Depois de uma negociação difícil que envolveu autoridades israelenses, egípcias e palestinas, os militares sionistas concordaram em libertar Hisham no próximo mês, não renovando, portanto, a ordem de detenção administrativa do preso palestino que, de forma dramática, mas decidida, optou em protestar durante quase cinco meses contra essa injusta prática de prisão prolongada sem acusação ou julgamento por parte do Estado colonialista e racista de Israel.

Abu Hawsh, de 40 anos, foi detido por Israel em outubro de 2020 durante um protesto na Vila de Dura, próximo a Hebron, na Cisjordânia, e imediatamente colocado sob detenção administrativa por seis meses.
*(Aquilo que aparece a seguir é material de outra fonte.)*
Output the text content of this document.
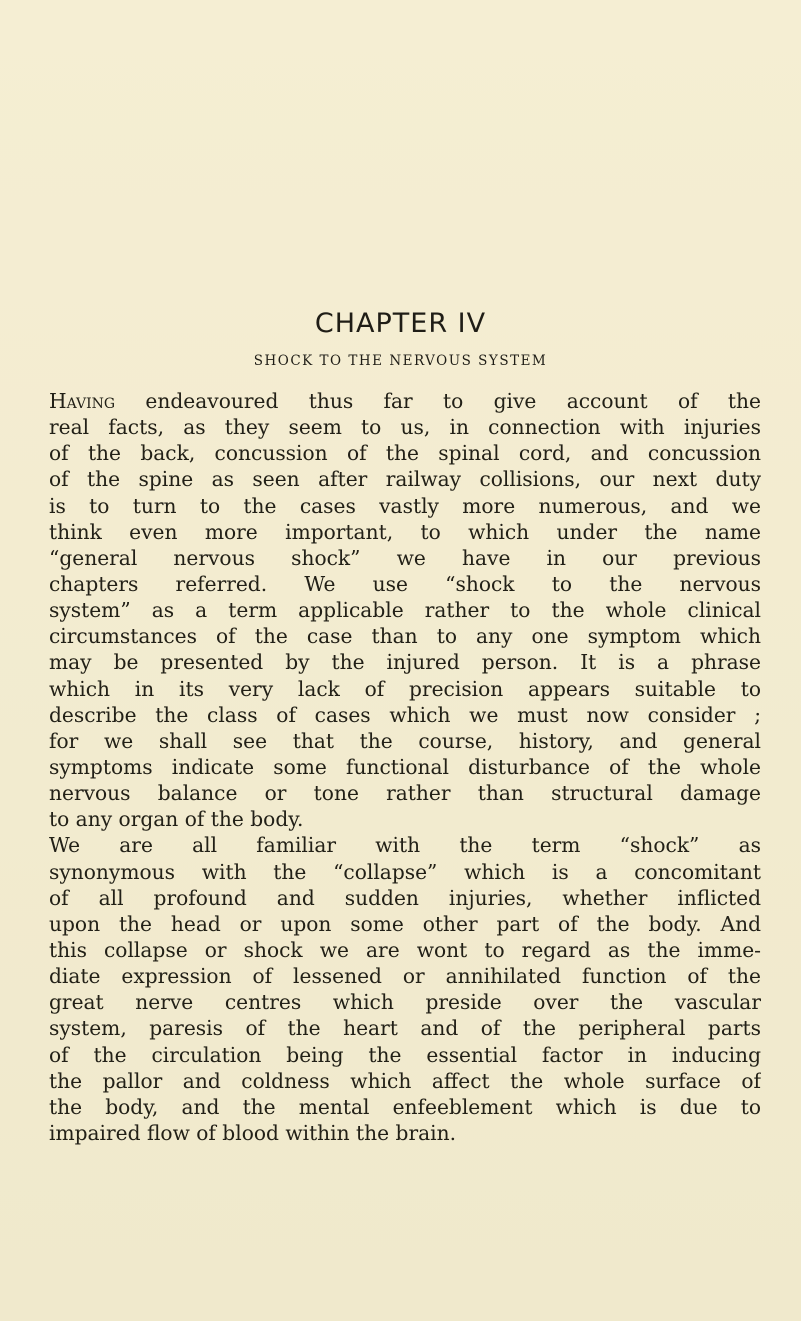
CHAPTER IV
SHOCK TO THE NERVOUS SYSTEM
Having endeavoured thus far to give account of the
real facts, as they seem to us, in connection with injuries
of the back, concussion of the spinal cord, and concussion
of the spine as seen after railway collisions, our next duty
is to turn to the cases vastly more numerous, and we
think even more important, to which under the name
“general nervous shock” we have in our previous
chapters referred. We use “shock to the nervous
system” as a term applicable rather to the whole clinical
circumstances of the case than to any one symptom which
may be presented by the injured person. It is a phrase
which in its very lack of precision appears suitable to
describe the class of cases which we must now consider ;
for we shall see that the course, history, and general
symptoms indicate some functional disturbance of the whole
nervous balance or tone rather than structural damage
to any organ of the body.
We are all familiar with the term “shock” as
synonymous with the “collapse” which is a concomitant
of all profound and sudden injuries, whether inflicted
upon the head or upon some other part of the body. And
this collapse or shock we are wont to regard as the imme-
diate expression of lessened or annihilated function of the
great nerve centres which preside over the vascular
system, paresis of the heart and of the peripheral parts
of the circulation being the essential factor in inducing
the pallor and coldness which affect the whole surface of
the body, and the mental enfeeblement which is due to
impaired flow of blood within the brain.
Sua ordem de detenção foi renovada mais de uma vez.

Mas o caso de Abu Hawash não é uma exceção. É uma das marcas da violência colonial israelense que já prendeu milhares de palestinos apenas por exercerem seu direito à resistência anticolonial1.

O que é a “prisão administrativa”?

É uma prática adotada para deter os palestinos por períodos intermináveis sem acusação formal nem julgamento, conforme pretextos de “ameaça à segurança pública” de Israel. Trata-se, na verdade, de um sequestro que o Estado sionista pratica para fazer os ativistas palestinos desaparecerem da vida pública por tempo indeterminado. Uma vez designadas as supostas evidências como “confidenciais”, a detenção pode ser renovada reiteradamente, ordens geralmente acatadas pelos tribunais israelenses.
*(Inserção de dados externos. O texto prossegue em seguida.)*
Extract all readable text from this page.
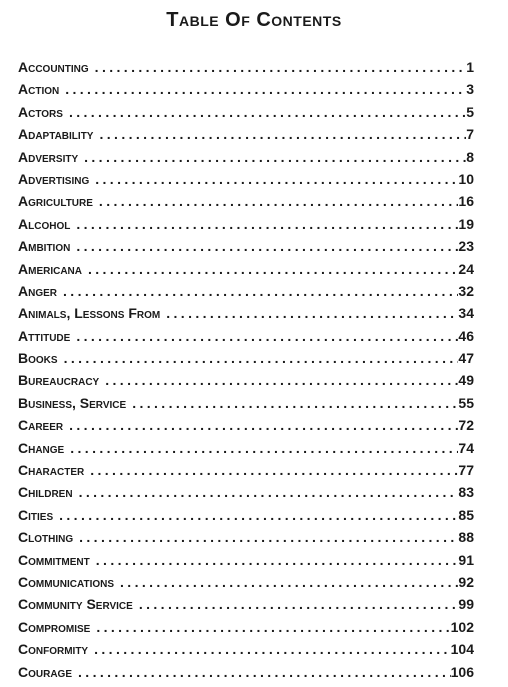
Table Of Contents
Accounting . . .	1
Action . . .	3
Actors . . .	5
Adaptability . . .	7
Adversity . . .	8
Advertising . . .	10
Agriculture . . .	16
Alcohol . . .	19
Ambition . . .	23
Americana . . .	24
Anger . . .	32
Animals, Lessons From . . .	34
Attitude . . .	46
Books . . .	47
Bureaucracy . . .	49
Business, Service . . .	55
Career . . .	72
Change . . .	74
Character . . .	77
Children . . .	83
Cities . . .	85
Clothing . . .	88
Commitment . . .	91
Communications . . .	92
Community Service . . .	99
Compromise . . .	102
Conformity . . .	104
Courage . . .	106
Também é um exemplo gritante de violação de direitos humanos, agravada pela prática legalizada de tortura física ou psicológica no sistema prisional israelense. Os julgamentos ocorrem em cortes militares e têm altíssima taxa de condenações dos palestinos, na quase totalidade dos processos.
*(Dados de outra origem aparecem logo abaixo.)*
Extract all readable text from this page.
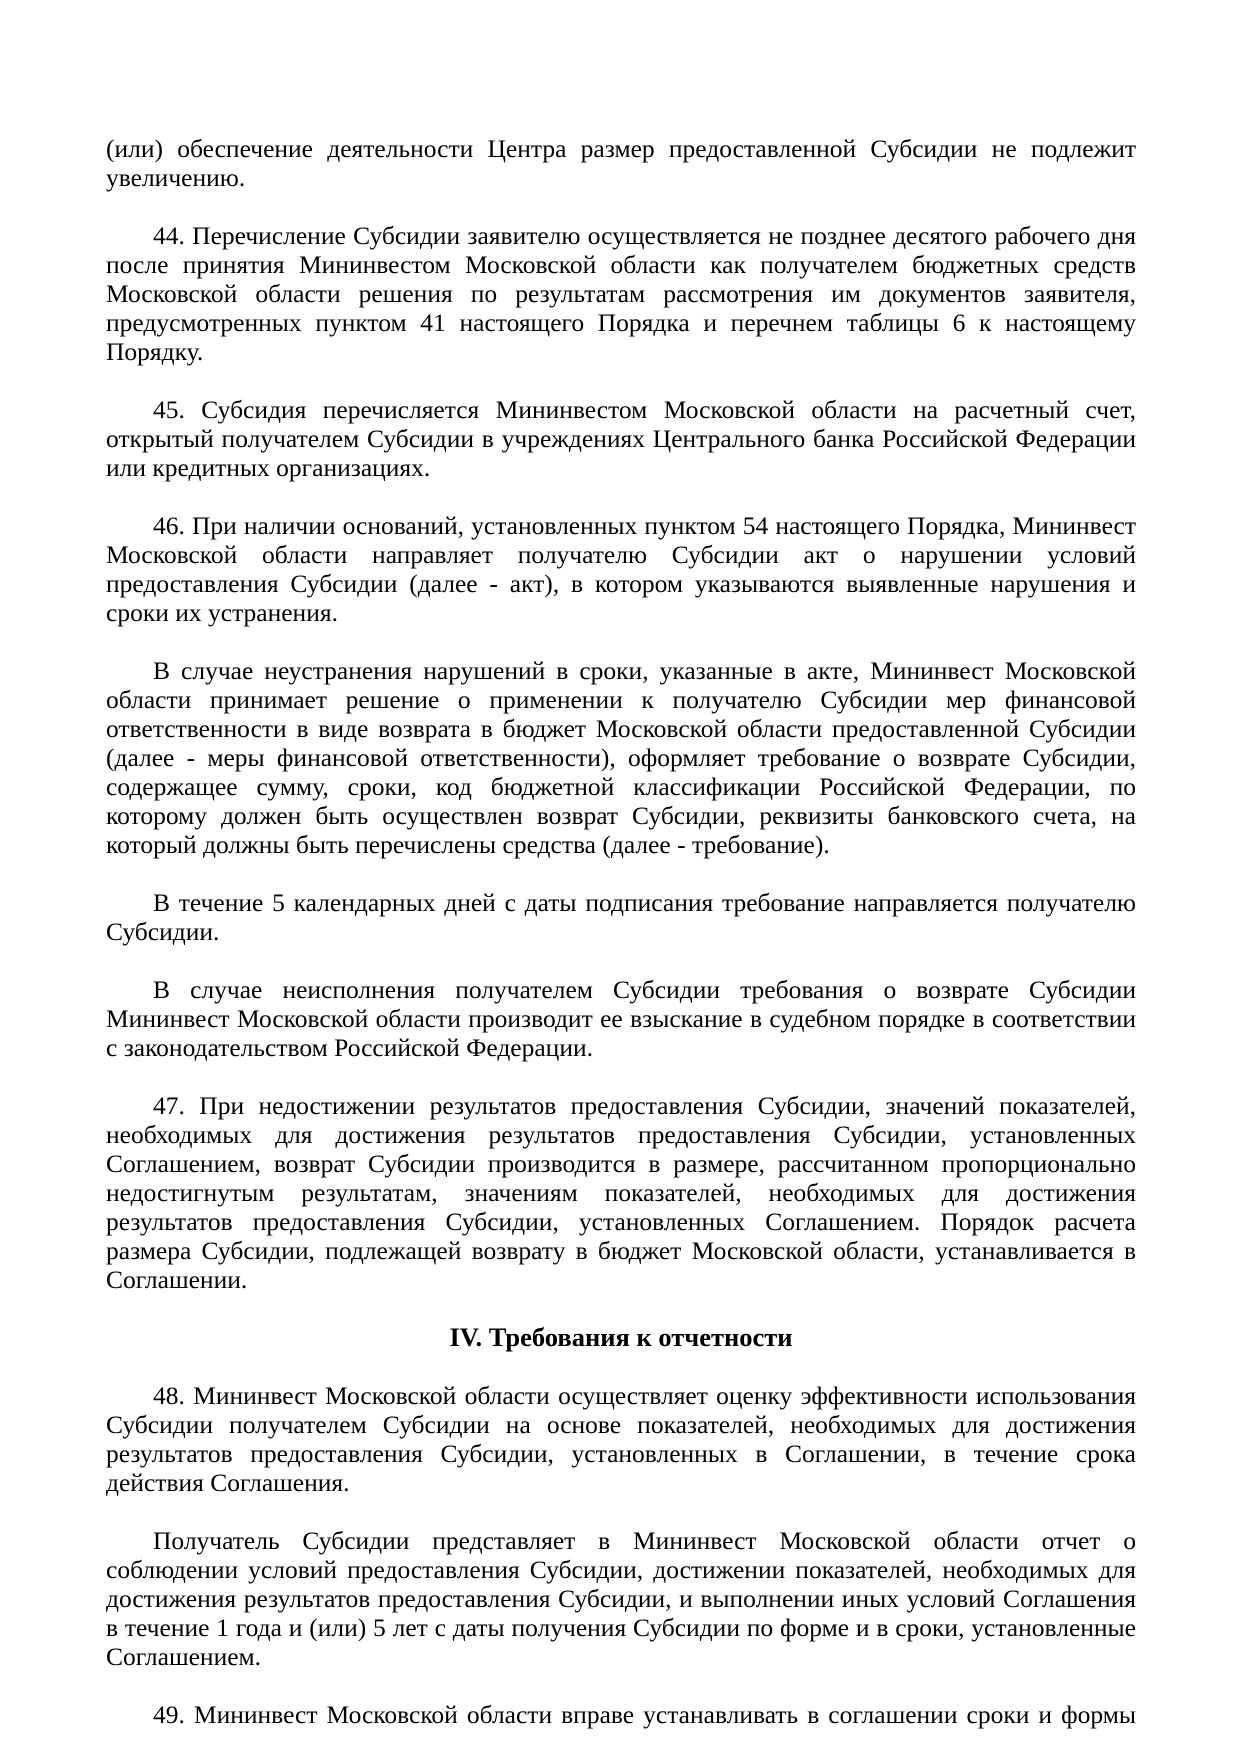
(или) обеспечение деятельности Центра размер предоставленной Субсидии не подлежит увеличению.

44. Перечисление Субсидии заявителю осуществляется не позднее десятого рабочего дня после принятия Мининвестом Московской области как получателем бюджетных средств Московской области решения по результатам рассмотрения им документов заявителя, предусмотренных пунктом 41 настоящего Порядка и перечнем таблицы 6 к настоящему Порядку.

45. Субсидия перечисляется Мининвестом Московской области на расчетный счет, открытый получателем Субсидии в учреждениях Центрального банка Российской Федерации или кредитных организациях.

46. При наличии оснований, установленных пунктом 54 настоящего Порядка, Мининвест Московской области направляет получателю Субсидии акт о нарушении условий предоставления Субсидии (далее - акт), в котором указываются выявленные нарушения и сроки их устранения.

В случае неустранения нарушений в сроки, указанные в акте, Мининвест Московской области принимает решение о применении к получателю Субсидии мер финансовой ответственности в виде возврата в бюджет Московской области предоставленной Субсидии (далее - меры финансовой ответственности), оформляет требование о возврате Субсидии, содержащее сумму, сроки, код бюджетной классификации Российской Федерации, по которому должен быть осуществлен возврат Субсидии, реквизиты банковского счета, на который должны быть перечислены средства (далее - требование).

В течение 5 календарных дней с даты подписания требование направляется получателю Субсидии.

В случае неисполнения получателем Субсидии требования о возврате Субсидии Мининвест Московской области производит ее взыскание в судебном порядке в соответствии с законодательством Российской Федерации.

47. При недостижении результатов предоставления Субсидии, значений показателей, необходимых для достижения результатов предоставления Субсидии, установленных Соглашением, возврат Субсидии производится в размере, рассчитанном пропорционально недостигнутым результатам, значениям показателей, необходимых для достижения результатов предоставления Субсидии, установленных Соглашением. Порядок расчета размера Субсидии, подлежащей возврату в бюджет Московской области, устанавливается в Соглашении.

IV. Требования к отчетности

48. Мининвест Московской области осуществляет оценку эффективности использования Субсидии получателем Субсидии на основе показателей, необходимых для достижения результатов предоставления Субсидии, установленных в Соглашении, в течение срока действия Соглашения.

Получатель Субсидии представляет в Мининвест Московской области отчет о соблюдении условий предоставления Субсидии, достижении показателей, необходимых для достижения результатов предоставления Субсидии, и выполнении иных условий Соглашения в течение 1 года и (или) 5 лет с даты получения Субсидии по форме и в сроки, установленные Соглашением.

49. Мининвест Московской области вправе устанавливать в соглашении сроки и формы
A detenção administrativa é indiscutivelmente uma das práticas que mais definem Israel e o que ele representa: a perpetuação da violência opressiva na qual os palestinos não têm direitos e qualquer reconhecimento de tais violações pela comunidade internacional requer representações na mídia de um prisioneiro palestino à beira de morte. Por isso, chama a atenção o fato de que essas constantes práticas de violações de direitos tenham a conivência de grande parte da comunidade internacional e da própria ONU, a suposta guardiã dos direitos humanos, que é omissa nesses crimes contra a Humanidade.

Vale lembrar que o uso de detenção administrativa indefinidamente renovável por Israel, assim como as leis utilizadas por Israel para lidar com os palestinos dos territórios ocupados após 1967 ou dos palestinos de Israel entre 1948 e 1966, foram copiadas e adaptadas das práticas utilizadas pelos britânicos no Mandato da Palestina e/ou em sua dominação pelo mundo.2

“Nossa decisão é liberdade… não à detenção administrativa”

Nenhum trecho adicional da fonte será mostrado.